Because of that, one needs to have a special ‘initializer’ function which will have all the source code of the constructor’s implementation. Also, one should take care that this function can be called only once (from the Proxy contract).

Final thoughts: Which proxy pattern is the right one for me?

Keep in mind that, in order to have an ability to upgrade, your smart contracts need to be preconfigured to inherit all necessary contracts and libraries from day one.

I am personally a fan of the third, Unstructured storage, approach. It gives you the most freedom for rearranging storage. I imagine it kinda like NoSql Databases. However, developers must be really careful and skillful in order to implement it right. Also, “Open Zeppelin” team is currently moving forward with the Unstructured Storage approach, so that’s a plus, too.

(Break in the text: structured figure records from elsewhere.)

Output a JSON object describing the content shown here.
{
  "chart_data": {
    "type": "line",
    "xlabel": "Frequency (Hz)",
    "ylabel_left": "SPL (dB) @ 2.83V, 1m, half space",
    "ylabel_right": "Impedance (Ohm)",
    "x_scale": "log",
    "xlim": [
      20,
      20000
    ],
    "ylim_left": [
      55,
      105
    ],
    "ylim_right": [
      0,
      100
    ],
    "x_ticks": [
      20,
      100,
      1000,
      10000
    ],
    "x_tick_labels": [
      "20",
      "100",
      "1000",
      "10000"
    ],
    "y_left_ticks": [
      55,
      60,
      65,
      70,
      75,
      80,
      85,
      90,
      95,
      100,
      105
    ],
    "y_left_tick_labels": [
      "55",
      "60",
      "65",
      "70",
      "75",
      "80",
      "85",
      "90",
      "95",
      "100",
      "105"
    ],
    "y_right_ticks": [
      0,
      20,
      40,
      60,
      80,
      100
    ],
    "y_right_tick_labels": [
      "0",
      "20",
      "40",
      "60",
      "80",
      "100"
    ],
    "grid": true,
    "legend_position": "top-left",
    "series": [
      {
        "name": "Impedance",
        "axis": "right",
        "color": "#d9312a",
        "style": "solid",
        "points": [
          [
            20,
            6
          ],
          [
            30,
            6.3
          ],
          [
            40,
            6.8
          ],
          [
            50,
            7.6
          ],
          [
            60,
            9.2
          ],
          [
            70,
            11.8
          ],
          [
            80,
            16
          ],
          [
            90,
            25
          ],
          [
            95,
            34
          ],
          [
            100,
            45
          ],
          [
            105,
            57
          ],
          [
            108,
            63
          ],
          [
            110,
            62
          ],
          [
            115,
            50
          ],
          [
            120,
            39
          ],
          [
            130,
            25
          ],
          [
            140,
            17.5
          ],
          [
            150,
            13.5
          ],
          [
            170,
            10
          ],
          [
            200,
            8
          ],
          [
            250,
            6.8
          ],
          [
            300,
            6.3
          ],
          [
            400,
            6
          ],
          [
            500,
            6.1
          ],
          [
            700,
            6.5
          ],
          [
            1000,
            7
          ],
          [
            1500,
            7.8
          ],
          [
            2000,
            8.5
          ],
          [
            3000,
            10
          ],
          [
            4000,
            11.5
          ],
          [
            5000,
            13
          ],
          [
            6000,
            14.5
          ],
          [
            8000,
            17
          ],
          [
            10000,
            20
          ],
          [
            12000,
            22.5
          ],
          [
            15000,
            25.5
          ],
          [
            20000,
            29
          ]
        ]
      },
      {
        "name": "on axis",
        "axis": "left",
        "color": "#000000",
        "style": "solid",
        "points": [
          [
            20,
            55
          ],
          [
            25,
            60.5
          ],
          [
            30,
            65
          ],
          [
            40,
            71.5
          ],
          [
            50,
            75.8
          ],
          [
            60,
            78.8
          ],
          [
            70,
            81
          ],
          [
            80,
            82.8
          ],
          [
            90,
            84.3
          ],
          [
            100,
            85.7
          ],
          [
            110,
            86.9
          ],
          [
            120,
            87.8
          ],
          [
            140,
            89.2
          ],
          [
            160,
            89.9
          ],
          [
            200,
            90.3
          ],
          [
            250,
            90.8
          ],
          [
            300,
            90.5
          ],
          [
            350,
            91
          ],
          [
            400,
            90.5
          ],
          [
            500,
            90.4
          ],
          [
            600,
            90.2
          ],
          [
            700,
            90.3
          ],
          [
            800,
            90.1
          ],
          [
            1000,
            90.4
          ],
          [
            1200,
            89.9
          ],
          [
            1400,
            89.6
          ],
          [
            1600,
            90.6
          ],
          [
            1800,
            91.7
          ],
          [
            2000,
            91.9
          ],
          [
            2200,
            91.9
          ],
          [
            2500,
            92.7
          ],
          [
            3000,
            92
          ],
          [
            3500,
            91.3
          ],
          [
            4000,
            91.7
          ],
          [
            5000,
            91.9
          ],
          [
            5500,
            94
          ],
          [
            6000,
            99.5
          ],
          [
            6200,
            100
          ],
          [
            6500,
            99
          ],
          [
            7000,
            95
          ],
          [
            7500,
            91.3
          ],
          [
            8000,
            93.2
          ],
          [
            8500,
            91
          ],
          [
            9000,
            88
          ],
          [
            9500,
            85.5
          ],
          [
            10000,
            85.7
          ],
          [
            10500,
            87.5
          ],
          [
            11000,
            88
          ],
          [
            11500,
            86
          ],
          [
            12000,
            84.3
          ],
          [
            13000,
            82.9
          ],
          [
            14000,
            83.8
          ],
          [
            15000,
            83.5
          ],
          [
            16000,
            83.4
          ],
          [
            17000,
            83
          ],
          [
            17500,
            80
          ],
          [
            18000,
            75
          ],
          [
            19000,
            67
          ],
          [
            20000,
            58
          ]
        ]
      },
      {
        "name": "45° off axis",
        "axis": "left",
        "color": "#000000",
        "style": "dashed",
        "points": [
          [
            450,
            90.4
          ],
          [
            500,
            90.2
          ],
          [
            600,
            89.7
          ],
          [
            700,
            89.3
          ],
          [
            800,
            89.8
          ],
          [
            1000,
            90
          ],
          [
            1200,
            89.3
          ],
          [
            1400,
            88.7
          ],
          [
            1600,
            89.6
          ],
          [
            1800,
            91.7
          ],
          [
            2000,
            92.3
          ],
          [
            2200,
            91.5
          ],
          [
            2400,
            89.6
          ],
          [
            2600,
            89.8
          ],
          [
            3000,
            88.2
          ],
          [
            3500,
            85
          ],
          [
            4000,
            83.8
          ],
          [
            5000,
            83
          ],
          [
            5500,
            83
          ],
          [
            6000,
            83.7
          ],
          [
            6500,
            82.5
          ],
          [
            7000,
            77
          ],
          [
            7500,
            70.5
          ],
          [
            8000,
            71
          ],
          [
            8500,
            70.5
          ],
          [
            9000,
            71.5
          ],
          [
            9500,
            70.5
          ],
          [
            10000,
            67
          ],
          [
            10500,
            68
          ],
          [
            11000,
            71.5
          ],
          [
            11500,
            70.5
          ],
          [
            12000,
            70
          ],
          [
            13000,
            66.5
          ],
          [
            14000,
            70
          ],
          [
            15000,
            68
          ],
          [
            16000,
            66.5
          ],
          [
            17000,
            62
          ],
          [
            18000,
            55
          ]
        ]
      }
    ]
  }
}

Inherited storage is quite similar to Unstructured storage, but much more easy to implement. So, if you don’t have some complex logic in your code and you are not planning some major upgrades (or not planning it at all) then go with the Inherited Storage approach.

Eternal storage “ties our hands” when upgrading storage comes in. But in some cases, that’s more an advantage than a disadvantage. For example, if you are developing ERC 20 tokens, there are only three mandatory metadata needed. So in this situation, the Eternal Storage approach is a good choice when it comes to deciding between Proxy Patterns.